C’en est trope

Prévert : Le chant (de l’oiseau) fait frémir les barreaux

Témoignages.re / 26 avril 2012

Très tôt les hommes ont établi une carte du ciel ; pourtant il leur était défendu de s’y déplacer. Ne pouvant s’y mouvoir, ils l’ont rêvé. Ainsi naquit l’Oiseau de Prévert destiné à s’envoler dans le ciel de la Poésie, et que le lecteur retrouve tout au long de “Paroles” (1945). Vu ici, il disparaît là, on revoit son ombre ailleurs. C’est toujours le même : l’amour-oiseau, sans cesse envolé, celui qui emporte la fleur, celui à qui on ôte la cage, qui est plus léger que la feuille de papier, et qui s’envole au loin une fois qu’on en a tourné la page. Toujours là, jamais attrapé, jamais figé.

Ciels gris que traverse l’oiseau poésie, liberté, chant vrai. « L’oiseau qui rit aux éclats » ; irisant de sa lumière, « la lumière des oiseaux », le recueil.
J’ai un petit oiseau dans la tête, qui chante sa chanson... Saluons l’« oiseau des portefaix des enfants et des fous ». Oiseau blessé parfois. Certains l’ont encagé dans la cour, mais il saute, essayant de s’en échapper.

« Pour toi mon amour
Je suis allé au marché aux oiseaux
Et j’ai acheté des oiseaux
Pour toi mon amour
Je suis allé au marché aux fleurs
Et j’ai acheté des fleurs
Pour toi mon amour
Je suis allé au marché à la ferraille
Et j’ai acheté des chaînes
De lourdes chaînes
Pour toi mon amour
Et puis je suis allé au marché aux esclaves
Et je t’ai cherchée
Mais je ne t’ai pas trouvée
Mon amour »

“Paroles”, cela a été dit, fait la place belle à l’oralité, à la parole donnée, échangée, ou jetée à la face du Capital. “Paroles”, c’est aussi le langage démasqué, démystifié, les expressions glacées-glaçantes de papier Bible, les citations célèbres bousculées, démantelées.

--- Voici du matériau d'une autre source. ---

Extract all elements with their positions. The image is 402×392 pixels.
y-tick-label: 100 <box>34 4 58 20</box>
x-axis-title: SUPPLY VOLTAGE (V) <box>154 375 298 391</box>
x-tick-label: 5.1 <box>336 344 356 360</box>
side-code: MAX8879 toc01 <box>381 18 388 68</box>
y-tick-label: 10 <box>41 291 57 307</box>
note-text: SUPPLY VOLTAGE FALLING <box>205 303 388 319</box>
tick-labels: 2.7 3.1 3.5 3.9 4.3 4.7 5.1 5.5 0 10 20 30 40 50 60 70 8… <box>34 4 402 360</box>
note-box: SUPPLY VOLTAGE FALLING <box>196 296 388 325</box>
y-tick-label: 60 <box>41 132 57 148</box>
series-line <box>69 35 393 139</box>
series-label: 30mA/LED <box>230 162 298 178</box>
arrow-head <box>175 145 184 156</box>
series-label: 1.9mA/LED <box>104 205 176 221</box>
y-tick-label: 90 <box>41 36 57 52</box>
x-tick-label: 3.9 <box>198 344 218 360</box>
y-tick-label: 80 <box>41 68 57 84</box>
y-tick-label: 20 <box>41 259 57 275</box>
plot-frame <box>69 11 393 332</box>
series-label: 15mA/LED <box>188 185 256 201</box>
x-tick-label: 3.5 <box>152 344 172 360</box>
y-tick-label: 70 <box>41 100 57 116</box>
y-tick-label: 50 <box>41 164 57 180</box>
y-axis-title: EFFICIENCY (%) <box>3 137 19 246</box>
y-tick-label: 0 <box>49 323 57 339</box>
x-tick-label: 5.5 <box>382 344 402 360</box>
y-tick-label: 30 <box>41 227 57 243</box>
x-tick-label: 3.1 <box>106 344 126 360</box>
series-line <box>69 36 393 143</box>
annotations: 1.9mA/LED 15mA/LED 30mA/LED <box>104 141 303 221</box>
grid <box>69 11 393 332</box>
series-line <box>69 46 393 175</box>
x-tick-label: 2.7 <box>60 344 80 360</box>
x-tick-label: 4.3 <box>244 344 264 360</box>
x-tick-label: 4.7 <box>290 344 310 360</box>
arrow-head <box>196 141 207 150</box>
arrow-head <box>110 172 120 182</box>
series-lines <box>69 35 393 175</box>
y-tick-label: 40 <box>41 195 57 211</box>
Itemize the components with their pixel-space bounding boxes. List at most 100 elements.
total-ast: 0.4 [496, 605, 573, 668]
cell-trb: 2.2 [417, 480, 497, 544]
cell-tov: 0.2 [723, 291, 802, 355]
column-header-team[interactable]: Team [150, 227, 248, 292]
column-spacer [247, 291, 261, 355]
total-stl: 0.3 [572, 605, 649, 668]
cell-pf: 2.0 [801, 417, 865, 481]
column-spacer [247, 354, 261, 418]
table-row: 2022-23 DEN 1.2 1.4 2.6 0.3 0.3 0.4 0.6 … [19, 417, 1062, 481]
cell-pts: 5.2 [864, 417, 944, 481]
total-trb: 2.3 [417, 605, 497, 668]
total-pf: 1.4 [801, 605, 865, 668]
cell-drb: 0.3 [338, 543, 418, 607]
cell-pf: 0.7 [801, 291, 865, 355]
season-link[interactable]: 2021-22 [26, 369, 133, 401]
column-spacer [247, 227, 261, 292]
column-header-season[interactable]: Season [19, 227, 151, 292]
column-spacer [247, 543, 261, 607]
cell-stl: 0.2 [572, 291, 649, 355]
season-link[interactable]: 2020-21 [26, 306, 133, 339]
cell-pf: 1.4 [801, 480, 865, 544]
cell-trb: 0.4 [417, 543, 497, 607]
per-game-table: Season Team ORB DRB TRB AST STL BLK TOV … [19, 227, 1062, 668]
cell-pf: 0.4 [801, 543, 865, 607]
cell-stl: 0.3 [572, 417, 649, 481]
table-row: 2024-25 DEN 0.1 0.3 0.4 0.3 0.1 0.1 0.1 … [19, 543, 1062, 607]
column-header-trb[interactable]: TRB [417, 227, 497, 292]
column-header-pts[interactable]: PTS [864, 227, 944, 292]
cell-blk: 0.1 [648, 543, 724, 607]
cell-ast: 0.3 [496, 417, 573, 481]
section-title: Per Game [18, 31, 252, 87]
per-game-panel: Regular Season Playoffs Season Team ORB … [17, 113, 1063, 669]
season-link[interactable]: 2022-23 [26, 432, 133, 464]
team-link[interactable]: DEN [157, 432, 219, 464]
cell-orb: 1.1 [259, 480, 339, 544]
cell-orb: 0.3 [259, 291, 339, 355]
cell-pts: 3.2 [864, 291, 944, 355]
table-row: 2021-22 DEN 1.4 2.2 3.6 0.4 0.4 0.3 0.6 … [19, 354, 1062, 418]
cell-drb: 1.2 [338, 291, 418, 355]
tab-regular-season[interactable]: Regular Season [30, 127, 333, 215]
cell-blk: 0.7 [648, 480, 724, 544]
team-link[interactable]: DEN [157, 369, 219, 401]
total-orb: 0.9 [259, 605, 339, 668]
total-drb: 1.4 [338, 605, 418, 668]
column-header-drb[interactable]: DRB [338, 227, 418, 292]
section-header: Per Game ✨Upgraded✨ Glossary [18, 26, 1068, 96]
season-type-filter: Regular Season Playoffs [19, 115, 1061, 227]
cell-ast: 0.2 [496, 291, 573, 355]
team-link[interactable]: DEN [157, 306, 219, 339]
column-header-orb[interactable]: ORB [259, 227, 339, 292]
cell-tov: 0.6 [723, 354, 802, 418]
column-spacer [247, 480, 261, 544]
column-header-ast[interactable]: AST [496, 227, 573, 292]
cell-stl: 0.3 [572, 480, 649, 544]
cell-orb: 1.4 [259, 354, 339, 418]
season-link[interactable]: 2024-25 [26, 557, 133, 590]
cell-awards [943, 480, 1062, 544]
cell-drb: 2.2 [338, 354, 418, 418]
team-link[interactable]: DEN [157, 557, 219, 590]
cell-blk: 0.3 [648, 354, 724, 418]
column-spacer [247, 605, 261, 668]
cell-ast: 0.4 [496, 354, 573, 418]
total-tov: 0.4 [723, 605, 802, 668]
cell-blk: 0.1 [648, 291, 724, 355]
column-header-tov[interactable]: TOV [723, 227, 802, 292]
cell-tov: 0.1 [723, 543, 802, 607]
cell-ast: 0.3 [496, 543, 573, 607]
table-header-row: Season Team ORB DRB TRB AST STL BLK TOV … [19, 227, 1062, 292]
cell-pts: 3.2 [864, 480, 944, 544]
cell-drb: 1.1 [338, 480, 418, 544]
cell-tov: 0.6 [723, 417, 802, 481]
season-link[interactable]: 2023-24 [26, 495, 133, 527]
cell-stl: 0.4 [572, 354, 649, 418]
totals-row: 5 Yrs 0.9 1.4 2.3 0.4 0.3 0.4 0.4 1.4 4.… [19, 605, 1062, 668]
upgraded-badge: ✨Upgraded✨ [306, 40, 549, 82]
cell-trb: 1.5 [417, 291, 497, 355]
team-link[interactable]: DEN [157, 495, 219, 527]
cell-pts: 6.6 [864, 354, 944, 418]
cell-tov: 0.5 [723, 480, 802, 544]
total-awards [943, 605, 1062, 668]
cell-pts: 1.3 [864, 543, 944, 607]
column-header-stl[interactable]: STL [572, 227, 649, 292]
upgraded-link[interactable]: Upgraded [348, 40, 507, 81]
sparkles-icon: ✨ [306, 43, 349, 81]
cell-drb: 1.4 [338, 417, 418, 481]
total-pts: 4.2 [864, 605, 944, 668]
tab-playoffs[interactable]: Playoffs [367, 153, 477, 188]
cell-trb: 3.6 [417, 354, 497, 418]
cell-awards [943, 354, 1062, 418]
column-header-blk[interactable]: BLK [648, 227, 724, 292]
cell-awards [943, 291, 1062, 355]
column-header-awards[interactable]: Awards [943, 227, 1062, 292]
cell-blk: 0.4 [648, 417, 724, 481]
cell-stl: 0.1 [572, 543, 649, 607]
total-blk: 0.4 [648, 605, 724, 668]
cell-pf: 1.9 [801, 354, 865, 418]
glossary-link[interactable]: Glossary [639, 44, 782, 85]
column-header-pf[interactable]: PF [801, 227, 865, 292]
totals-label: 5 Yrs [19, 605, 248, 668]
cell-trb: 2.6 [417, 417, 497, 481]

L’oiseau moqueur s’amuse du ready-made langagier et ses éclats de rire viennent se ficher dans l’œil des Affreux :

… « campagne électorale à Rome
le pape est élu
aux quatre coins cardinaux il y a des cardinaux
qui font la gueule en coin
c’est alors qu’au balcon
sérieux comme un pape
paraît le pape
entouré de ses sous-papes »...

“Paroles”, on ne le dit pas assez, c’est aussi et très souvent la description d’un monde sans paroles, d’un monde où la parole est niée, où Le désespoir est assis sur un banc, où le déjeuner du matin est pris dans un silence lourd et au bout duquel l’homme part à l’usine, à la guerre, à la mort, au néant... Il se fait le messager d’une parole extrémité qui évoque la fin de la parole. L’homme niant l’homme.

Car on n’en a pas fini avec les Affreux que Prévert (1900-1977) a brocardé : archiprêtres, généraux, gouvernants, juges, banquiers, inspecteurs, mondains, ceux qui font taire les autres — ou qui essaient. Aujourd’hui, l’âme du petit oiseau — celui qui recouvre de sa fiente les bâtiments dits publics — brille encore dans la main d’un René Bourdet :

« Il nous faut du pétrole quoiqu’il arrive
Quoi qu’il en coûte
Chaque Président a eu sa guerre
On l’aura. Ils ne supportent pas
Que des flopés de généraux inutiles
Par eux créés, s’endorment et rêvent
De coups d’État »

... Allez, salut l’oiseau !

 Jean-Charles Angrand 

“Paroles” de Jacques Prévert, éditions Gallimard, collection Folio.